HOLLYWOOD HERITAGE MUSEUM

Across the street from the Hollywood Bowl, this building, once the headquarters of Lasky-Famous Players (later Paramount Pictures) was the original DeMille Barn, where Cecil B. DeMille made the first Hollywood western, The Squaw Man. They have a permanent display of movie props, documents and other items related to early, especially silent, film production. They also have occasional special programs. 2100 Highland Ave., L.A. CA 323-874-2276. Thursday – Sunday 12 p.m. to 4 p.m. $5 for adults, $3 for senior, $1 for children.

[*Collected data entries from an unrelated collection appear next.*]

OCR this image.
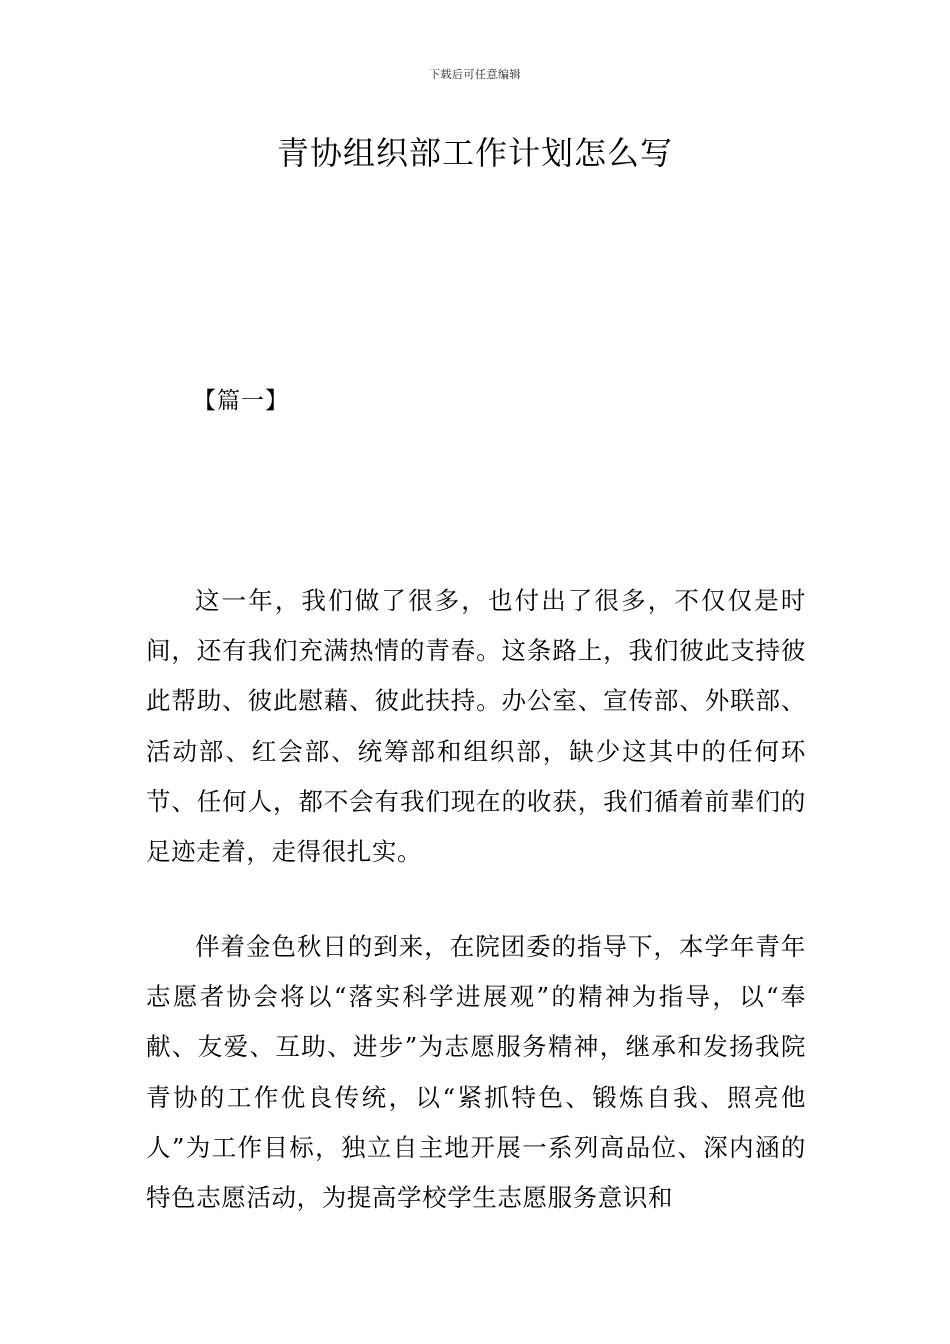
下载后可任意编辑
青协组织部工作计划怎么写
【篇一】

这一年，我们做了很多，也付出了很多，不仅仅是时间，还有我们充满热情的青春。这条路上，我们彼此支持彼此帮助、彼此慰藉、彼此扶持。办公室、宣传部、外联部、活动部、红会部、统筹部和组织部，缺少这其中的任何环节、任何人，都不会有我们现在的收获，我们循着前辈们的足迹走着，走得很扎实。

伴着金色秋日的到来，在院团委的指导下，本学年青年志愿者协会将以“落实科学进展观”的精神为指导，以“奉献、友爱、互助、进步”为志愿服务精神，继承和发扬我院青协的工作优良传统，以“紧抓特色、锻炼自我、照亮他人”为工作目标，独立自主地开展一系列高品位、深内涵的特色志愿活动，为提高学校学生志愿服务意识和
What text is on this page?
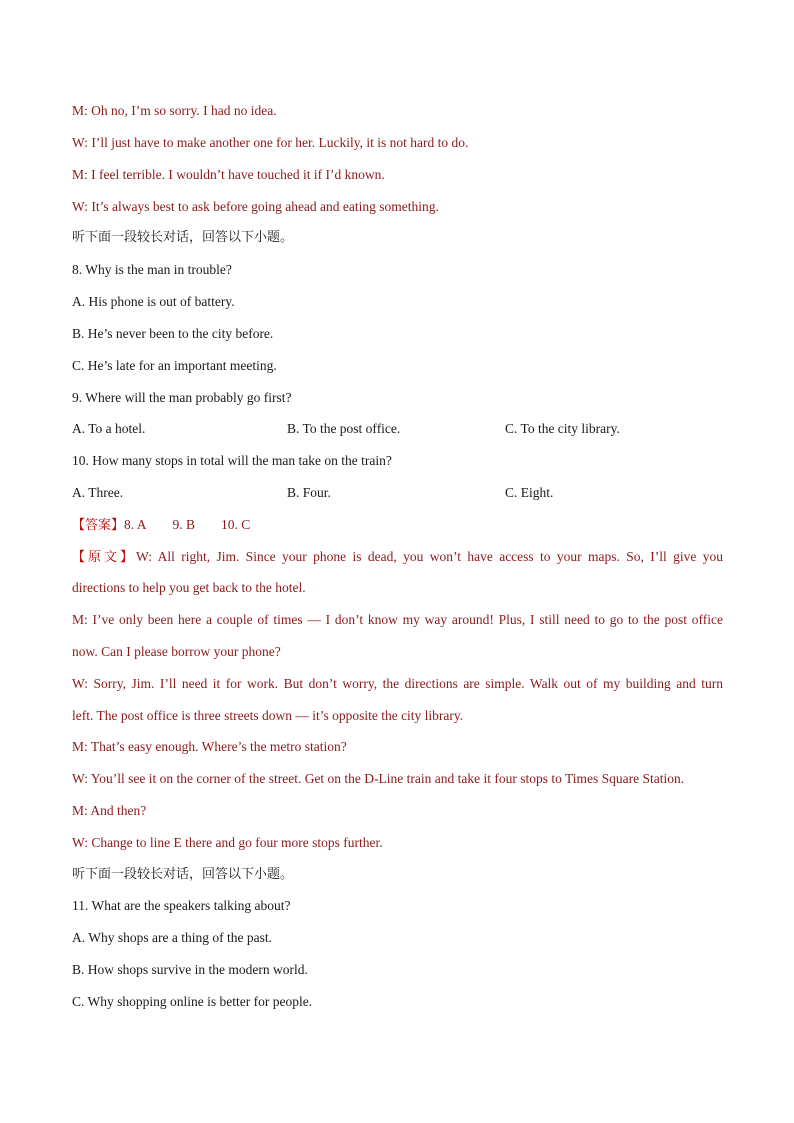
M: Oh no, I’m so sorry. I had no idea.
W: I’ll just have to make another one for her. Luckily, it is not hard to do.
M: I feel terrible. I wouldn’t have touched it if I’d known.
W: It’s always best to ask before going ahead and eating something.
听下面一段较长对话，回答以下小题。
8. Why is the man in trouble?
A. His phone is out of battery.
B. He’s never been to the city before.
C. He’s late for an important meeting.
9. Where will the man probably go first?
A. To a hotel.	B. To the post office.	C. To the city library.
10. How many stops in total will the man take on the train?
A. Three.	B. Four.	C. Eight.
【答案】8. A 9. B 10. C
【原文】W: All right, Jim. Since your phone is dead, you won’t have access to your maps. So, I’ll give you
directions to help you get back to the hotel.
M: I’ve only been here a couple of times — I don’t know my way around! Plus, I still need to go to the post office
now. Can I please borrow your phone?
W: Sorry, Jim. I’ll need it for work. But don’t worry, the directions are simple. Walk out of my building and turn
left. The post office is three streets down — it’s opposite the city library.
M: That’s easy enough. Where’s the metro station?
W: You’ll see it on the corner of the street. Get on the D-Line train and take it four stops to Times Square Station.
M: And then?
W: Change to line E there and go four more stops further.
听下面一段较长对话，回答以下小题。
11. What are the speakers talking about?
A. Why shops are a thing of the past.
B. How shops survive in the modern world.
C. Why shopping online is better for people.
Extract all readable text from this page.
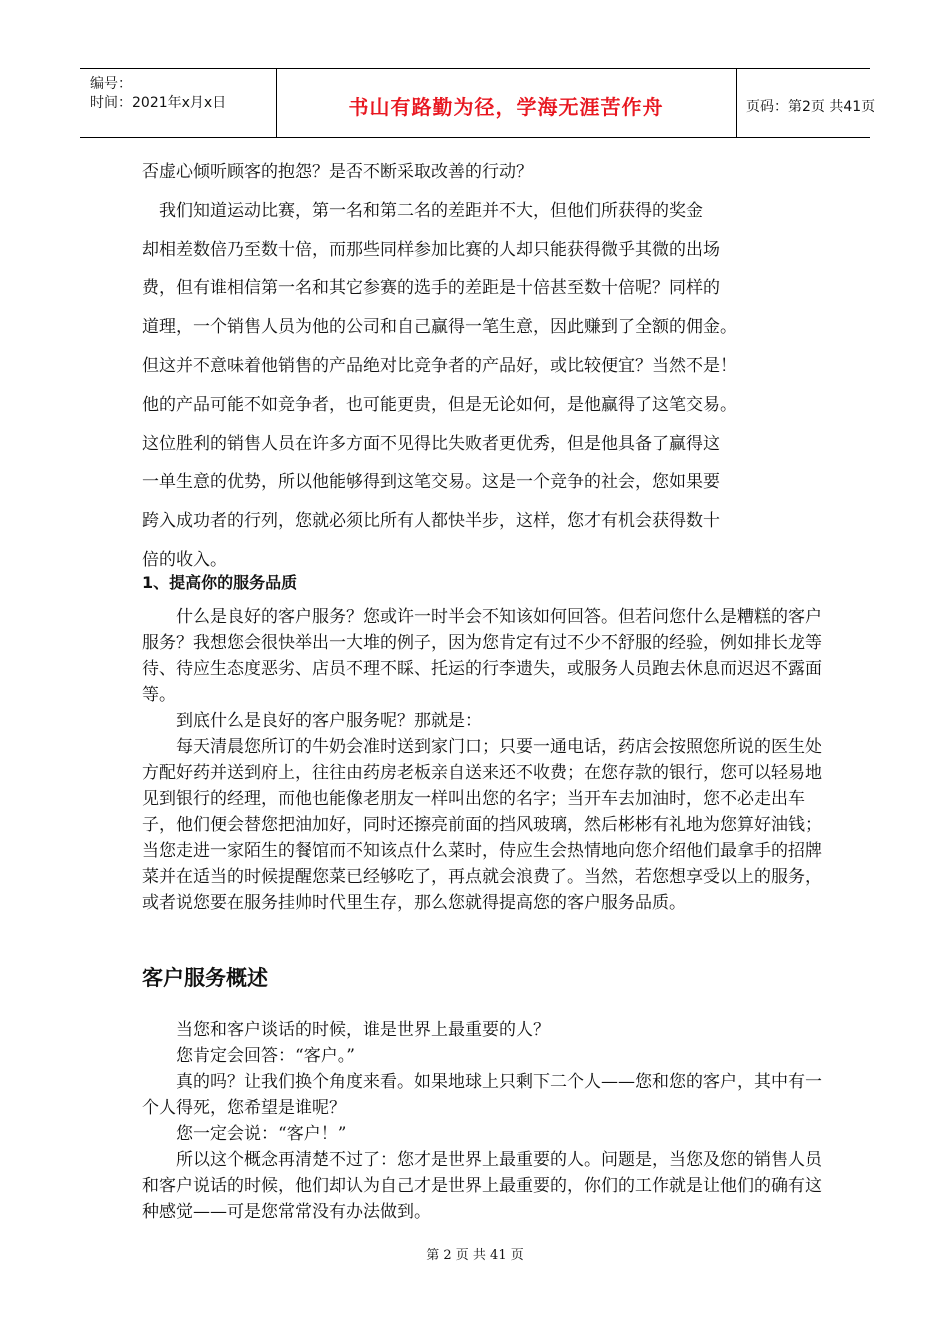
编号：
时间：2021年x月x日	书山有路勤为径，学海无涯苦作舟	页码：第2页 共41页
否虚心倾听顾客的抱怨？是否不断采取改善的行动？
　我们知道运动比赛，第一名和第二名的差距并不大，但他们所获得的奖金
却相差数倍乃至数十倍，而那些同样参加比赛的人却只能获得微乎其微的出场
费，但有谁相信第一名和其它参赛的选手的差距是十倍甚至数十倍呢？同样的
道理，一个销售人员为他的公司和自己赢得一笔生意，因此赚到了全额的佣金。
但这并不意味着他销售的产品绝对比竞争者的产品好，或比较便宜？当然不是！
他的产品可能不如竞争者，也可能更贵，但是无论如何，是他赢得了这笔交易。
这位胜利的销售人员在许多方面不见得比失败者更优秀，但是他具备了赢得这
一单生意的优势，所以他能够得到这笔交易。这是一个竞争的社会，您如果要
跨入成功者的行列，您就必须比所有人都快半步，这样，您才有机会获得数十
倍的收入。
1、提高你的服务品质

什么是良好的客户服务？您或许一时半会不知该如何回答。但若问您什么是糟糕的客户服务？我想您会很快举出一大堆的例子，因为您肯定有过不少不舒服的经验，例如排长龙等待、待应生态度恶劣、店员不理不睬、托运的行李遗失，或服务人员跑去休息而迟迟不露面等。

到底什么是良好的客户服务呢？那就是：

每天清晨您所订的牛奶会准时送到家门口；只要一通电话，药店会按照您所说的医生处方配好药并送到府上，往往由药房老板亲自送来还不收费；在您存款的银行，您可以轻易地见到银行的经理，而他也能像老朋友一样叫出您的名字；当开车去加油时，您不必走出车子，他们便会替您把油加好，同时还擦亮前面的挡风玻璃，然后彬彬有礼地为您算好油钱；当您走进一家陌生的餐馆而不知该点什么菜时，侍应生会热情地向您介绍他们最拿手的招牌菜并在适当的时候提醒您菜已经够吃了，再点就会浪费了。当然，若您想享受以上的服务，或者说您要在服务挂帅时代里生存，那么您就得提高您的客户服务品质。

客户服务概述

当您和客户谈话的时候，谁是世界上最重要的人？

您肯定会回答：“客户。”

真的吗？让我们换个角度来看。如果地球上只剩下二个人——您和您的客户，其中有一个人得死，您希望是谁呢？

您一定会说：“客户！”

所以这个概念再清楚不过了：您才是世界上最重要的人。问题是，当您及您的销售人员和客户说话的时候，他们却认为自己才是世界上最重要的，你们的工作就是让他们的确有这种感觉——可是您常常没有办法做到。

第 2 页 共 41 页
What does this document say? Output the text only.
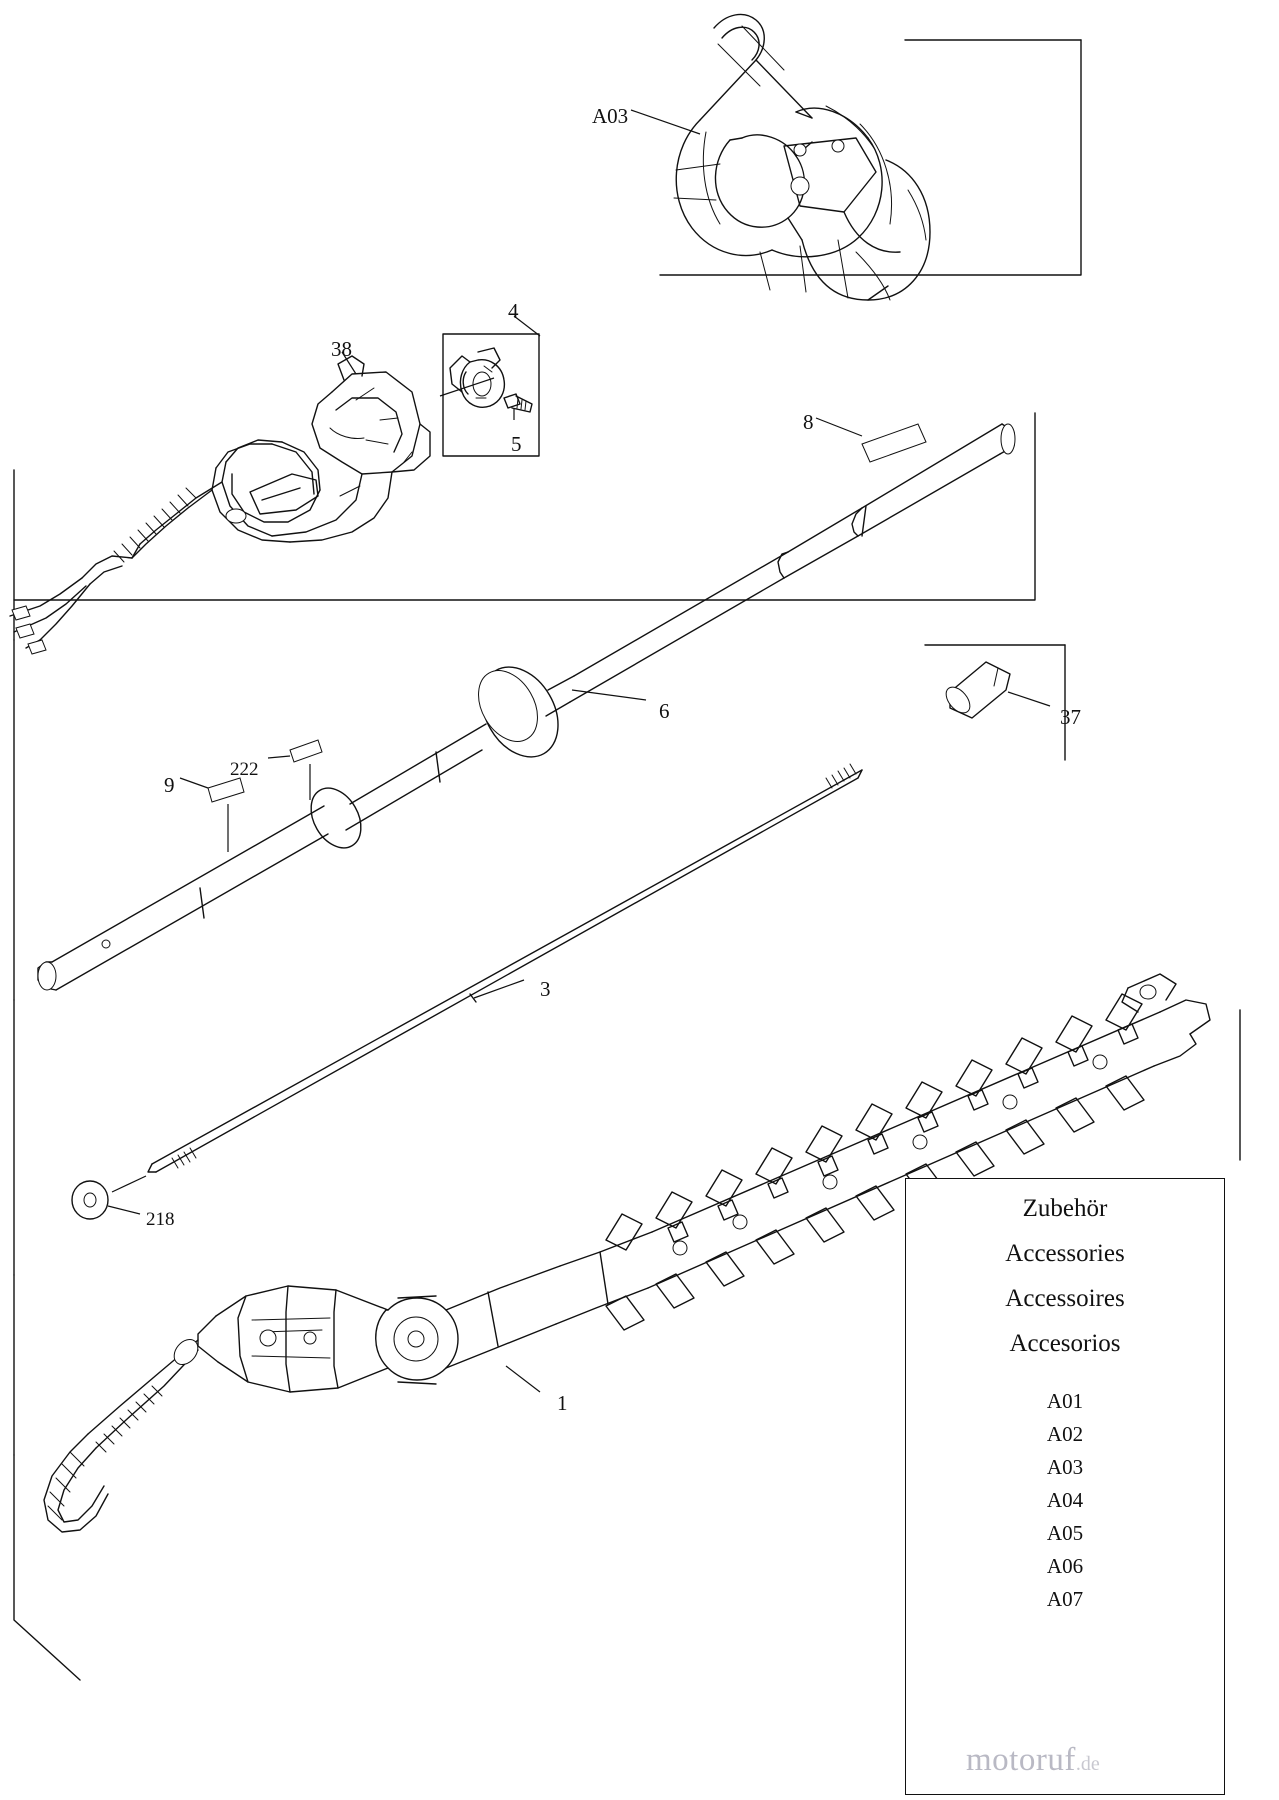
A03
38
4
5
8
6	37
222
9
3
218
1
Zubehör
Accessories
Accessoires
Accesorios
A01
A02
A03
A04
A05
A06
A07
motoruf.de
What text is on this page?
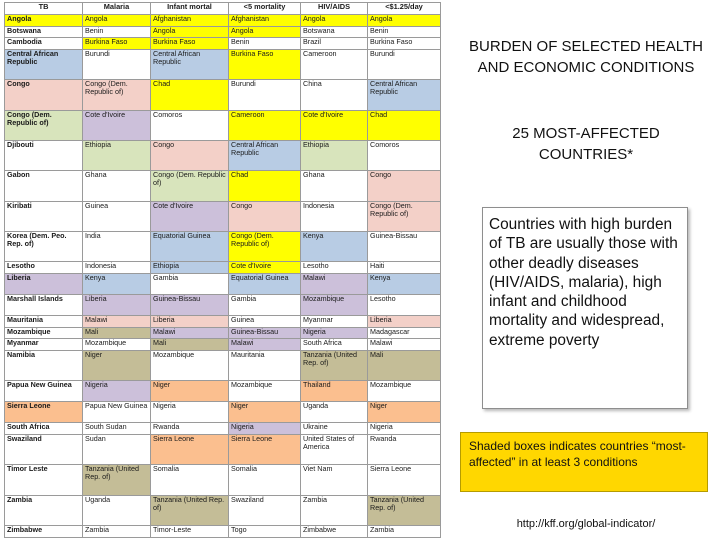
TB	Malaria	Infant mortal	<5 mortality	HIV/AIDS	<$1.25/day
Angola	Angola	Afghanistan	Afghanistan	Angola	Angola
Botswana	Benin	Angola	Angola	Botswana	Benin
Cambodia	Burkina Faso	Burkina Faso	Benin	Brazil	Burkina Faso
Central African Republic	Burundi	Central African Republic	Burkina Faso	Cameroon	Burundi
Congo	Congo (Dem. Republic of)	Chad	Burundi	China	Central African Republic
Congo (Dem. Republic of)	Cote d'Ivoire	Comoros	Cameroon	Cote d'Ivoire	Chad
Djibouti	Ethiopia	Congo	Central African Republic	Ethiopia	Comoros
Gabon	Ghana	Congo (Dem. Republic of)	Chad	Ghana	Congo
Kiribati	Guinea	Cote d'Ivoire	Congo	Indonesia	Congo (Dem. Republic of)
Korea (Dem. Peo. Rep. of)	India	Equatorial Guinea	Congo (Dem. Republic of)	Kenya	Guinea-Bissau
Lesotho	Indonesia	Ethiopia	Cote d'Ivoire	Lesotho	Haiti
Liberia	Kenya	Gambia	Equatorial Guinea	Malawi	Kenya
Marshall Islands	Liberia	Guinea-Bissau	Gambia	Mozambique	Lesotho
Mauritania	Malawi	Liberia	Guinea	Myanmar	Liberia
Mozambique	Mali	Malawi	Guinea-Bissau	Nigeria	Madagascar
Myanmar	Mozambique	Mali	Malawi	South Africa	Malawi
Namibia	Niger	Mozambique	Mauritania	Tanzania (United Rep. of)	Mali
Papua New Guinea	Nigeria	Niger	Mozambique	Thailand	Mozambique
Sierra Leone	Papua New Guinea	Nigeria	Niger	Uganda	Niger
South Africa	South Sudan	Rwanda	Nigeria	Ukraine	Nigeria
Swaziland	Sudan	Sierra Leone	Sierra Leone	United States of America	Rwanda
Timor Leste	Tanzania (United Rep. of)	Somalia	Somalia	Viet Nam	Sierra Leone
Zambia	Uganda	Tanzania (United Rep. of)	Swaziland	Zambia	Tanzania (United Rep. of)
Zimbabwe	Zambia	Timor-Leste	Togo	Zimbabwe	Zambia
BURDEN OF SELECTED HEALTH AND ECONOMIC CONDITIONS
25 MOST-AFFECTED COUNTRIES*
Countries with high burden of TB are usually those with other deadly diseases (HIV/AIDS, malaria), high infant and childhood mortality and widespread, extreme poverty
Shaded boxes indicates countries “most-affected” in at least 3 conditions
http://kff.org/global-indicator/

WELLS FARGO HISTORY MUSEUM

This small but entertaining museum gives a detailed history of Wells Fargo when the name suggested stage-coaches rather than ATMS. There’s a historically accurate reproduction of an agent’s office, an original Concord Coach, and other historical displays. Open Monday through Friday, from 9:00 a.m. to 5:00 a.m. Admission is free. 213-253-7166. 333 S. Grand Street, L.A. CA.


FREE WESTERNS ON YOUR COMPUTER AT HULU


A staggering number of western TV episodes and movies are available, entirely free, for viewing on your computer at HULU. You do have to sit through the commercials, but that seems like a small price to pay. The series available -- often several entire seasons to choose from -- include THE RIFLEMAN, THE CISCO KID, THE LONE RANGER, BAT MASTERSON, THE BIG VALLEY, ALIAS SMITH AND JONES, and one I missed from 2003 called PEACEMAKERS starring Tom Berenger. Because they are linked up with the TV LAND website, you can also see BONANZA and GUNSMOKE episodes, but only the ones that are running on the network that week.

The features include a dozen Zane Grey adaptations, and many or most of the others are public domain features. To visit HULU on their western page, CLICK HERE.

TV LAND - BONANZA and GUNSMOKE

Every weekday, TV LAND airs a three-hour block of BONANZA episodes from 11:00 a.m. to 2:00 p.m. They run a GUNSMOKE Monday through Thursday at 10:00 a.m., and on Friday they show two, from 6:00 to 8:00 a.m.. They're not currently running either series on weekends, but that could change at any time.

NEED YOUR BLACK & WHITE TV FIX?

Check out your cable system for WHT, which stands for World Harvest Television. It's a religious network that runs a lot of good western programming. Your times may vary, depending on where you live, but weekdays in Los Angeles they run DANIEL BOONE at 1:00 p.m., and two episodes of THE RIFLEMAN from 2:00 to 3:00 p.m.. On Saturdays at 2:00 p.m. it's THE RIFLEMAN again, followed at 2:30 by BAT MASTERSON. And unlike many stations in the re-run business, they run the shows in the original airing order. There's an afternoon movie on weekdays at noon, often a western, and they show western films on the weekend, but the schedule is sporadic.

Well, pardners, that’s it for this week!